On the other hand, MUDABLUE [kawaguchi2006mudablue] is the first automatic approach to categorize the software repositories using Latent Semantic Analysis (LSA) on source code. Considering the source code as plain text, they create a identifiers-software matrix and apply LSA on it to compute the similarity. Later, another study [tian2009using] categorizes the software repositories applying Latent Dirichlet Allocation (LDA) on the source codes. A recent study named CLAN [mcmillan2012detecting] computes the similarity between repositories by representing the source code files as a term-document matrix (TDM) where every class represents a row and the repositories are the columns.

Finally, a very recent study [nguyen2018crosssim, nguyen2020automated] proposes CrossSim, a graph based similarity computation approach using both high level star property and API call references in source code files in a repository. Utilizing the mutual relationship, they represent a set of repositories as a graph and compute the similar repositories of a given repository from the graph. However, their work is limited by the external library call which may fool as the similarity will largely depends on it. Another study [capiluppi2020detecting] has confirmed that CrossSim may identify dissimilarity based on external API usage while internally implementing similar functionalities.

b. Embedding approaches: A recent advancement in Natural Language Processing (NLP) has opened a whole new way of feature representation, a neural network based feature learning approach for discrete objects. First, introduction of word2vec [mikolov2013distributed], a continuous vector representation of words from very large corpus, has paved the way. Later, another study named doc2vec [le2014distributed] introduces a distributed representation of variable length paragraph or documents. More recently, the embedding concept is being shared in other domains and has gained enormous success in effective feature representation such as graph embedding [grover2016node2vec, narayanan2017graph2vec], topic embedding [niu2015topic2vec], tweet embedding [dhingra2016tweet2vec], and code embedding [alon2019code2vec, hoang2020cc2vec, kang2019assessing, theeten2019import2vec].

Viii Conclusions

We present Repo2Vec, an approach to represent a repository in an embedding vector utilizing data from three types of information sources: (a) metadata, (b) repository structure, and (c) source code available in a repository. The main idea is to aggregate the embedding representations from these three types of information.
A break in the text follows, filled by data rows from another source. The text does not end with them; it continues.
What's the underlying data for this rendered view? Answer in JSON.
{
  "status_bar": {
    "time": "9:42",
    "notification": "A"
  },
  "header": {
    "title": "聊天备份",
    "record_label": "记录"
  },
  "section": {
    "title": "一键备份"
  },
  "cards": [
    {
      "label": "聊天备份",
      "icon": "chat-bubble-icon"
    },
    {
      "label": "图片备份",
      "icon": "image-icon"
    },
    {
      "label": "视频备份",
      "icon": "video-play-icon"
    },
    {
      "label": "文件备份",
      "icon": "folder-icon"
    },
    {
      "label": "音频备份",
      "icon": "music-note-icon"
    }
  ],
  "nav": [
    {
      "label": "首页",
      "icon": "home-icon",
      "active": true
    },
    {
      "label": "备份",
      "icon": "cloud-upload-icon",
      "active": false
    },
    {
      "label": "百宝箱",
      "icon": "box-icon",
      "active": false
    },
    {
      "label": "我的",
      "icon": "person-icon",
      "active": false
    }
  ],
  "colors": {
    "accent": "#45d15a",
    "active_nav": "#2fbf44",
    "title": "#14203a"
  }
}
Our work can be summarized in the following points:

  1. A highly effective embedding: Repo2Vec is a comprehensive embedding approach, which enables us to determine similar repositories with 93% precision.
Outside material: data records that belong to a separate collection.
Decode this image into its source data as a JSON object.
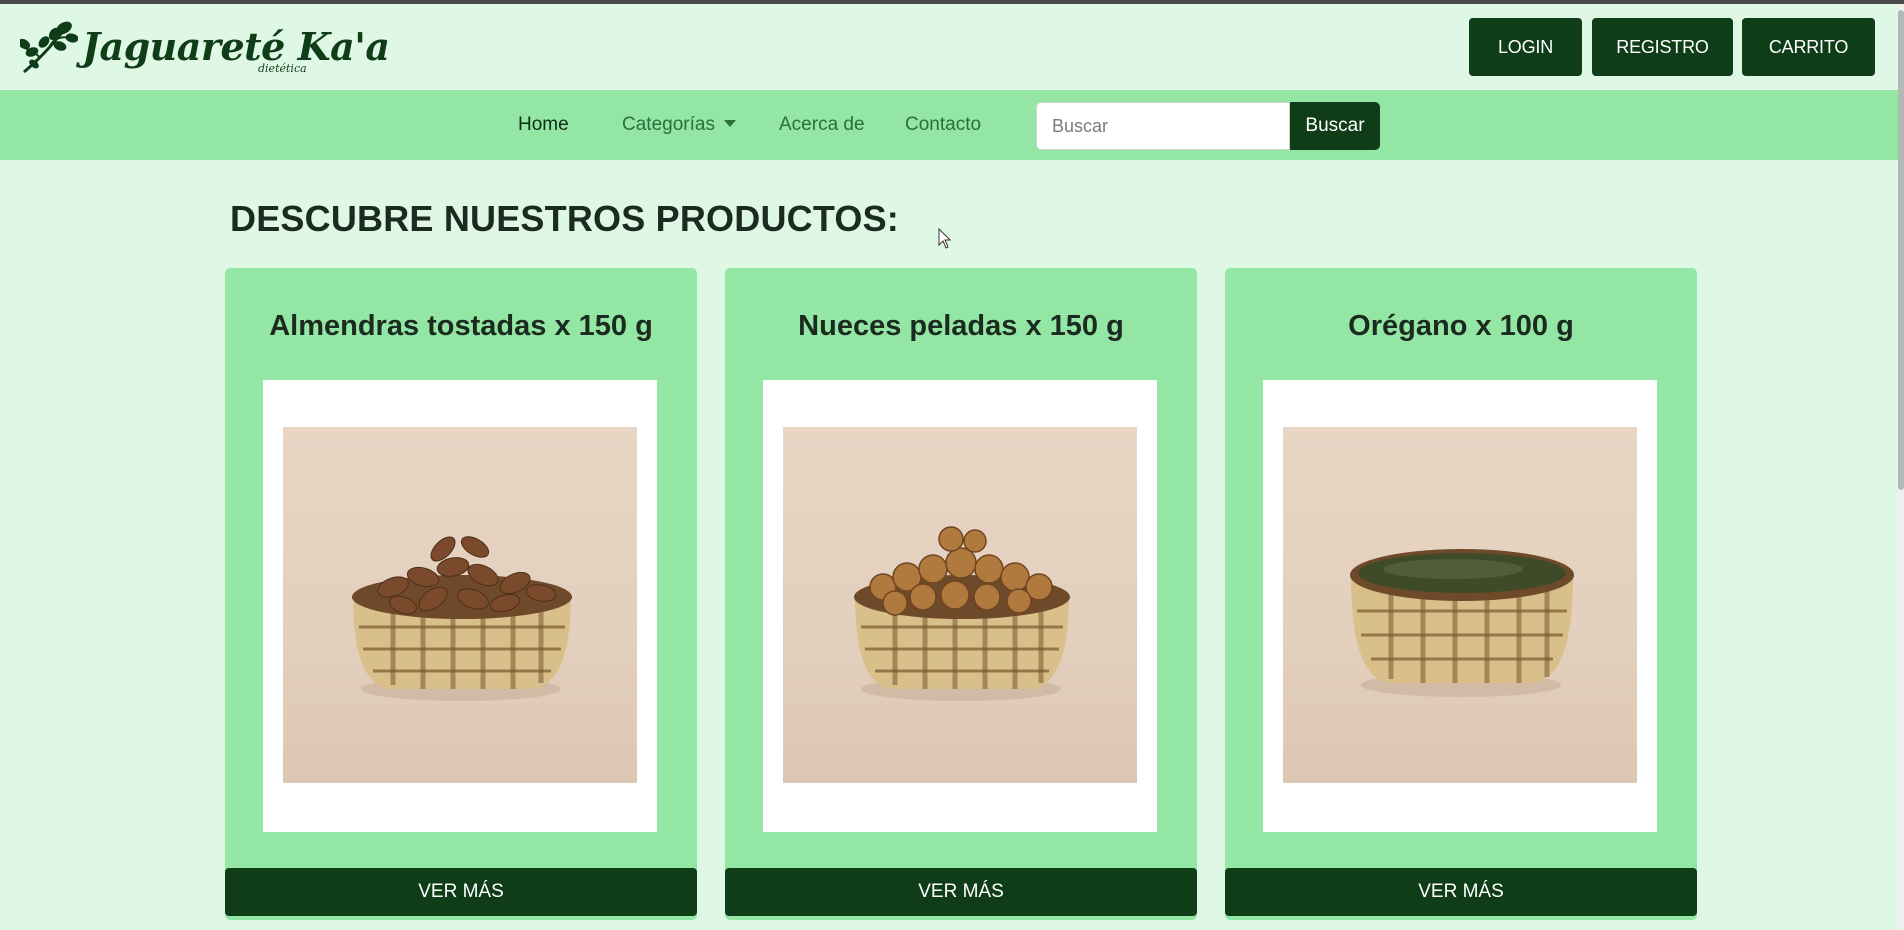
{
  "brand": {
    "name": "Jaguareté Ka'a",
    "tagline": "dietética",
    "color": "#0e3d18"
  },
  "header": {
    "login_label": "LOGIN",
    "register_label": "REGISTRO",
    "cart_label": "CARRITO"
  },
  "nav": {
    "home": "Home",
    "categories": "Categorías",
    "about": "Acerca de",
    "contact": "Contacto",
    "search_placeholder": "Buscar",
    "search_button": "Buscar"
  },
  "main": {
    "title": "DESCUBRE NUESTROS PRODUCTOS:",
    "products": [
      {
        "name": "Almendras tostadas x 150 g",
        "image_icon": "almond-basket-image",
        "button": "VER MÁS"
      },
      {
        "name": "Nueces peladas x 150 g",
        "image_icon": "walnut-basket-image",
        "button": "VER MÁS"
      },
      {
        "name": "Orégano x 100 g",
        "image_icon": "oregano-basket-image",
        "button": "VER MÁS"
      }
    ]
  },
  "colors": {
    "page_bg": "#dff7e5",
    "nav_bg": "#93e6a4",
    "accent": "#0e3d18"
  }
}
  2. Improving the state of the art: Our approach outperforms the best known method, CrossSim, by a margin of 15% in terms of precision. Also, it finds nearly twice as many Strongly Similar repositories and 30% less False Positives.

  3. Facilitating the identification of malware: Our approach can classify the malware and benign repositories with 98% precision outperforming previous studies.
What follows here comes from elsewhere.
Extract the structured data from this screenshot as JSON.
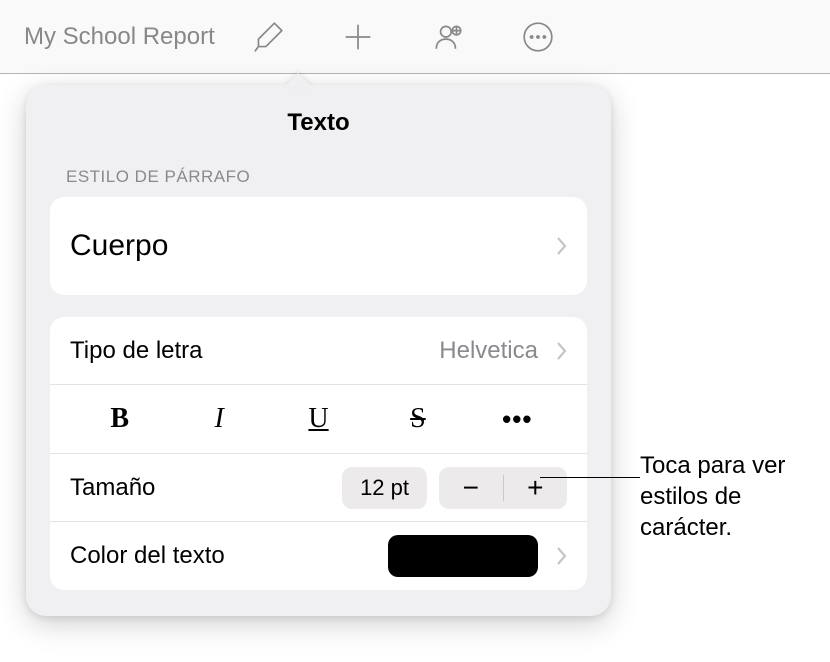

  4. Enabling meaningful clustering: Our approach identifies a tree hierarchy of repositories that aligns well with their purpose and lineage.

In the future, we first plan to extend the work with a larger dataset and a more extensive ground truth dataset. In fact, we would like to help develop a community-wide benchmark that will facilitate further research. Second, we would like to extend our work to other programming languages, which hinges mostly on developing a code2vec capability for other languages. It would be interesting to see if different languages lend themselves to embedding representations the same way we are able to do here with Java.

Finally, we intend to open-source our code and datasets to maximize the impact of our work and facilitate follow up research.